Browse reviews

FringeReview UK 2016


Low Down

Directed by Carrie Cracknell Ella Hickson’s Oil premieres at the Almeida Theatre, designed by Vicki Mortimer and notably lit by Lucy Carter. It stars Anne-Marie Duff and Yolanda Kettle.

Review

Ella Hickson’s Oil premieres at the Almeida Theatre directed by Carrie Cracknell and designed by Vicki Mortimer with Lucy Carter’s wondrous lighting taking equal billing; it stars Anne-Marie Duff and Yolanda Kettle.

 

1889: a tenebrous box stage does for a Cornish farmhouse and wintry living with dull pulses of light like Joseph Wright’s Experiment With an Air Pump which becomes appropriate. May, palpably in love with husband and the family’s eldest son Josh feels even further out of place when they’re visited by an American offering £800 for their land to store oil on. He demonstrates oil lamps, the future’s bright fuel. The whole brightening trope crackles through the play from here on. On Josh’s veto May makes a heartrending decision and we’re launched into her odyssey, soon accompanied by the child she’s carrying.

 

This is a fabulous tale in the strict sense and worth probing, rich in narrative inflections that must be seen. May ages only slightly and by 1908 she’s in Persia serving grand tables and pursued by two different men, one Officer Samuel the British exploiter of oil which the empire desperately needs. Patrick Kennedy impressively purrs and snarls his Samuel roles throughout. Despite the offers of co-worker Thomas who dislikes Samuel’s imperial screwing (as well as trying that with May) May, now with child Amy snatches money and flees in a car. Like the 1889 scenario, she’s bitten by the very exploitation she’s fleeing: Duff’s portrayal, tightrope-walking tenderness over an abyss of fear and atavistic decisions, forms the long burning-down wick of the play.

 

Yolanda Kettle’s Amy should be eighteen but this slow trek though 150 years cleverly calibrates incremental shifts between mother and daughter as mini period dramas, so that by 1970 when May’s a slightly improbable oil mogul for a BP-like concern in Libya it’s clear the dynamic between her and Amy (now sexually active at fifteen) becomes the paradigm for capitalist control in the guise of aid to those nations more ‘child-like’.

 

Kettle’s increasing maturity over a hundred years shifts this relationship gently into reverse, and Kettle’s playing off Duff gleams with troubled warmth.
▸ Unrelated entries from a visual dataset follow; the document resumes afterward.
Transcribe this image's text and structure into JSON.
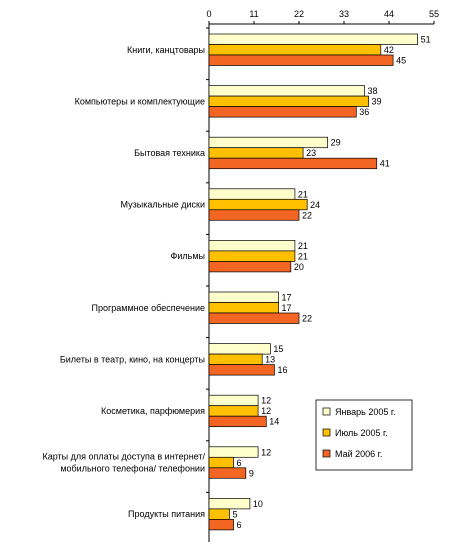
{
  "chart_data": {
    "type": "bar",
    "orientation": "horizontal",
    "categories": [
      [
        "Книги, канцтовары"
      ],
      [
        "Компьютеры и комплектующие"
      ],
      [
        "Бытовая техника"
      ],
      [
        "Музыкальные диски"
      ],
      [
        "Фильмы"
      ],
      [
        "Программное обеспечение"
      ],
      [
        "Билеты в театр, кино, на концерты"
      ],
      [
        "Косметика, парфюмерия"
      ],
      [
        "Карты для оплаты доступа в интернет/",
        "мобильного телефона/ телефонии"
      ],
      [
        "Продукты питания"
      ]
    ],
    "series": [
      {
        "name": "Январь 2005 г.",
        "color": "#ffffcc",
        "values": [
          51,
          38,
          29,
          21,
          21,
          17,
          15,
          12,
          12,
          10
        ]
      },
      {
        "name": "Июль 2005 г.",
        "color": "#ffc000",
        "values": [
          42,
          39,
          23,
          24,
          21,
          17,
          13,
          12,
          6,
          5
        ]
      },
      {
        "name": "Май 2006 г.",
        "color": "#f26522",
        "values": [
          45,
          36,
          41,
          22,
          20,
          22,
          16,
          14,
          9,
          6
        ]
      }
    ],
    "xlim": [
      0,
      55
    ],
    "xticks": [
      0,
      11,
      22,
      33,
      44,
      55
    ],
    "grid": false,
    "legend_position": "bottom-right"
  }
}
And there are delicious moments. In 1970, catching a hapless hippy wannabe performing cunnilingus on Amy on the kitchen table May asks if he’s eaten already – and critiques his performance before dispatching him. May’s deputy, Thomas, now Tom wrought from decent Manse promptings by Brian Ferguson shows himself a true sick-hearted slave increasingly alienated by May’s helix spiral of imperialism.

 

By 2021 it’s Amy who’s an out-of-tune liberal and May – who rescues her from Kirkuk – an ex MP who believes we need to deal with IS-owned oil-wells. The denouement, 2051, has us back at the wintry farm, two older women huddling for warmth and a Chinese saleswoman with spectacles that instantly translate words (we’re witness to much Arabic and some Chinese) offering a cold nuclear fusion box. The west really has declined, and Helium 3 is mined out of the moon by the Chinese. That’s something indeed projected by them even now. This kind of scenario has been similarly plotted by David Mitchell in his 2014 novel The Bone Clocks but similarities merely point to its likelihood.

 

Some of the cast appear just once, others reappear. The subtlest, saddest is May’s lost love Josh. Tom Mothersdale appears strongly in the first scene (literally, chopping wood) that smacks of a Cornish D H Lawrence and in this tableau (with Ellie Haddington’s grave, powerful Ma Singer and others) we’re absorbed in a bleak virtually blacked-out period drama thewed with frigidity, frustration and sudden sexual warmth that sparks its own jealousies. This fuller ensemble piece is in some ways Hickson’s finest writing. There are things iterated you expect to drive conclusions, but they’re left. A chicken motif survives but Josh’s memory swerves in and out.

 

Josh spectrally reappears in 1970, not long after Amy reports a suicide burning with petrol – May’s reaction confronting Josh is a moving, striking coup – till he returns in yet another time. Duff never relinquishes a brittle steeliness but modulates its manifesting with sudden intense shows of love for her daughter. Again, this too is shafted with compromise, bad and good faith, displaced lost love.

 

Hickson’s good at repeat patterns. Amy’s words often mirror May’s earlier when she recounts her escape from an adored lover and experiences freedom in a hotel. We’re soon subjected to another version as war-torn Amy experiences it again, exploitatively, in Iraq. Trying to locate oblique symbolism in the waft-over of Handel’s seduction aria from Alcina – exploitative but love-struck sorceress – might tease, but by now mother and daughter have lived pretty mythically themselves.

 

Perhaps the voice-over introductions might have been avoided, and the flickering chronology-flipping projections at certain points didn’t add to the production, though some use is welcome: it punches through an amplitude of vision that Hickson clearly wants to oxygenate her text with. Cracknell paces this with the right amount of pause in a headlong pacing through history.

 

It’s necessary theatre, and even if one wanted somehow some greater fusion of the love lost and wrenched, Hickson’s decision to focus on the mother-daughter axis underscores a neat parable of what we say we love, and how it might really love us back. Perhaps even more than this sunken history lesson, even more than Hickson intends, that’s what the play is bidding to be remembered for, which Duff – radiant with sad self-knowledge – delivers with something near incandescence.